Creating an OpenSearch Pipeline

Create an OpenSearch pipeline to ingest log data into an OpenSearch cluster with Data Prepper.

    1. On the Pipelines list page, select Create pipeline. If you need help finding the list page, see Listing OpenSearch Pipelines.

    2. On the Create Pipeline panel, enter the following information:
      • Pipeline Name: Enter the name of the pipeline.

      • Compartment: Select the compartment that contains the pipeline from the list.

      • Tags: Apply any tags to the pipeline you want. See Overview of Tagging.

    3. Under YAML, select the one of the following Source Type options:
      • Object Storage.

      • Kafka. Selecting this option requires you to provide networking configuration information later in the pipeline creation process.

    4. Select Generate YAML.

      A default schema is generated within the Pipeline YAML box. Here you can customize it to meet your needs.

      For Object Storage and source coordination YAML configurations, see Object Storage and Source Coordination YAML.

      For Kafka YAML configurations see Kafka YAML.

    5. Under Hardware Configuration, enter the following information:
      • Node count: Enter the number of nodes between 1 and 10.

      • OCPUs: Enter the number of OCPUs between 1 and 32.

      • Memory (GB): Enter the amount of member in gigabytes between 8 and 1024.

    6. (Kafka source type only) Under Network Configuration, note the following:

      This configuration is only required for the Private OCI Streaming service and Self-managed Kafka. For the Public OCI Streaming service, select none.

      If the source needs a reverse connection, then you must configure the OpenSearch pipelines with a reverse connection to pull the data from the data source residing in your subnet.
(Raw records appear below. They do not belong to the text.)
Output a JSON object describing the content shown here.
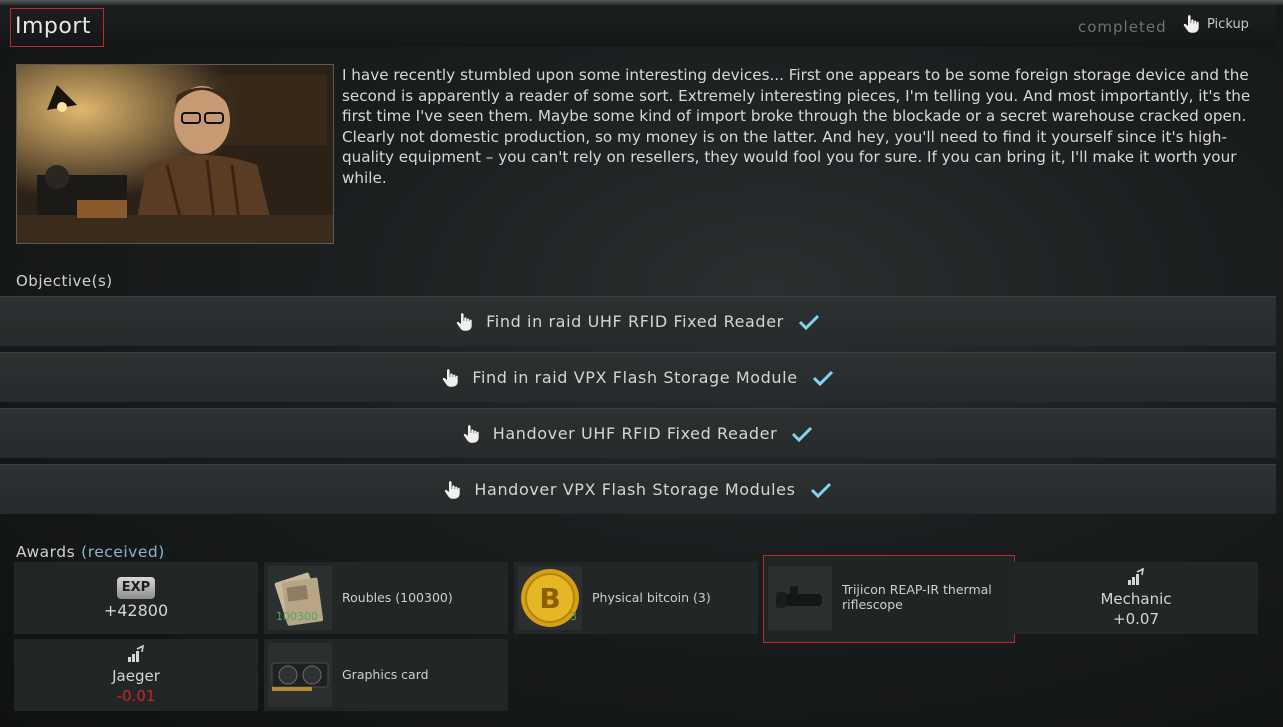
{
  "quest": {
    "title": "Import",
    "status": "completed",
    "pickup_label": "Pickup",
    "description": "I have recently stumbled upon some interesting devices... First one appears to be some foreign storage device and the second is apparently a reader of some sort. Extremely interesting pieces, I'm telling you. And most importantly, it's the first time I've seen them. Maybe some kind of import broke through the blockade or a secret warehouse cracked open. Clearly not domestic production, so my money is on the latter. And hey, you'll need to find it yourself since it's high-quality equipment – you can't rely on resellers, they would fool you for sure. If you can bring it, I'll make it worth your while."
  },
  "objectives_label": "Objective(s)",
  "objectives": [
    {
      "text": "Find in raid UHF RFID Fixed Reader",
      "done": true
    },
    {
      "text": "Find in raid VPX Flash Storage Module",
      "done": true
    },
    {
      "text": "Handover UHF RFID Fixed Reader",
      "done": true
    },
    {
      "text": "Handover VPX Flash Storage Modules",
      "done": true
    }
  ],
  "awards_label": "Awards",
  "awards_status": "(received)",
  "awards": {
    "exp": {
      "badge": "EXP",
      "value": "+42800"
    },
    "roubles": {
      "label": "Roubles (100300)",
      "qty": "100300"
    },
    "bitcoin": {
      "label": "Physical bitcoin (3)",
      "qty": "3"
    },
    "scope": {
      "label": "Trijicon REAP-IR thermal riflescope"
    },
    "mechanic": {
      "name": "Mechanic",
      "value": "+0.07"
    },
    "jaeger": {
      "name": "Jaeger",
      "value": "-0.01"
    },
    "gpu": {
      "label": "Graphics card"
    }
  },
  "colors": {
    "highlight": "#c0282a",
    "check": "#7fd4f2",
    "negative": "#d02323",
    "received": "#8fb3c9"
  }
}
The reverse connection provisioning is fully automatic.

      Enter the following information:

      • Virtual Cloud Network in <compartment>: Select the virtual cloud network (VCN) in the specified compartment you want from the list.

      • Subnet in <compartment>: Select the subnet to the VCN in the specified compartment you want from the list.
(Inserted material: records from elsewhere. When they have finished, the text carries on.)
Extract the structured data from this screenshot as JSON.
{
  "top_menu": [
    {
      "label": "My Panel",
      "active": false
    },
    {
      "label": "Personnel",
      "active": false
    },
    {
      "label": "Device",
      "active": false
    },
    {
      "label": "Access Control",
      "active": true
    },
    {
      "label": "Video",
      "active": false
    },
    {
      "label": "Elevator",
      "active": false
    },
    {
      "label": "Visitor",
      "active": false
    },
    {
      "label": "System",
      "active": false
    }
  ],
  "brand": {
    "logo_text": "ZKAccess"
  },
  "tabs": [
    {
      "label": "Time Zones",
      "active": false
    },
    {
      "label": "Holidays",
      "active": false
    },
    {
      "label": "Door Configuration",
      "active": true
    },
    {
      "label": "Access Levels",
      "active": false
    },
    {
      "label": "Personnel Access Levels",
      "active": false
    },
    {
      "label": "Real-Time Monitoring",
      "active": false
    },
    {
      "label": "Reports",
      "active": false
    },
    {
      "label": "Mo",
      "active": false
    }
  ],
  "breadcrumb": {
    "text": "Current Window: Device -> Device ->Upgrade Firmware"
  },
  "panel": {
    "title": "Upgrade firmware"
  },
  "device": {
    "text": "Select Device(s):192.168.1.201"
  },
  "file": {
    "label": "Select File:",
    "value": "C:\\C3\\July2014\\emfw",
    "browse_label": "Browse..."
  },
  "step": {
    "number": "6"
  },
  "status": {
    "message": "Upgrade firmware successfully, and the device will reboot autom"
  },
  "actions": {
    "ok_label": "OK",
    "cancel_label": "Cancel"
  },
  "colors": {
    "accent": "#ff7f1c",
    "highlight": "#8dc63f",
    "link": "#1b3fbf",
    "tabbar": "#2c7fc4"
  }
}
      • Network Security Group: Select the Network Security Group you want from the list.

      • Reverse Connection Endpoints: Enter the IP address of the endpoint you want to use for the reverse connection.

      • Domain Name: Enter the fully-qualified domain name (FQDN) of your source. For example:
        streaming.us-phoenix-1.oci.oraclecloud.com:9092
      Note

      This configuration is only required for Private OCI Streaming Service and Self managed Kafka. In-case of Public OCI Streaming Service, please select none.

    7. Select Dry Run to validate the provided configurations.

      After you have succeeded, you can continue with actual pipeline creation.

    8. Select Create.
  • Use the oci opensearch pipeline create command and required parameters to create a pipeline:

    oci opensearch pipeline create --compartment-id compartment_id --data-prepper-configuration-body yaml --display-name display_name 
    --subnet-id subnet_id --memory-gb memory_gb --node-count node_count --ocpu-count ocpu_count --pipeline-configuration-body yaml [OPTIONS]

    data-prepper-configuration-body is the data prepper configuration in YAML format. The command accepts the data prepper configuration as a string or within a .yaml file. If you provide the configuration as a string, each new line must be escaped with ".".

    pipeline-configuration-body is the pipeline configuration in YAML format. The command accepts the pipeline configuration as a string or within a .yaml file. If you provide the configuration as a string, each new line must be escaped with ".".

    For a complete list of parameters and values for CLI commands, see the CLI Command Reference.

  • Run the CreateOpensearchClusterPipeline operation to create a pipeline.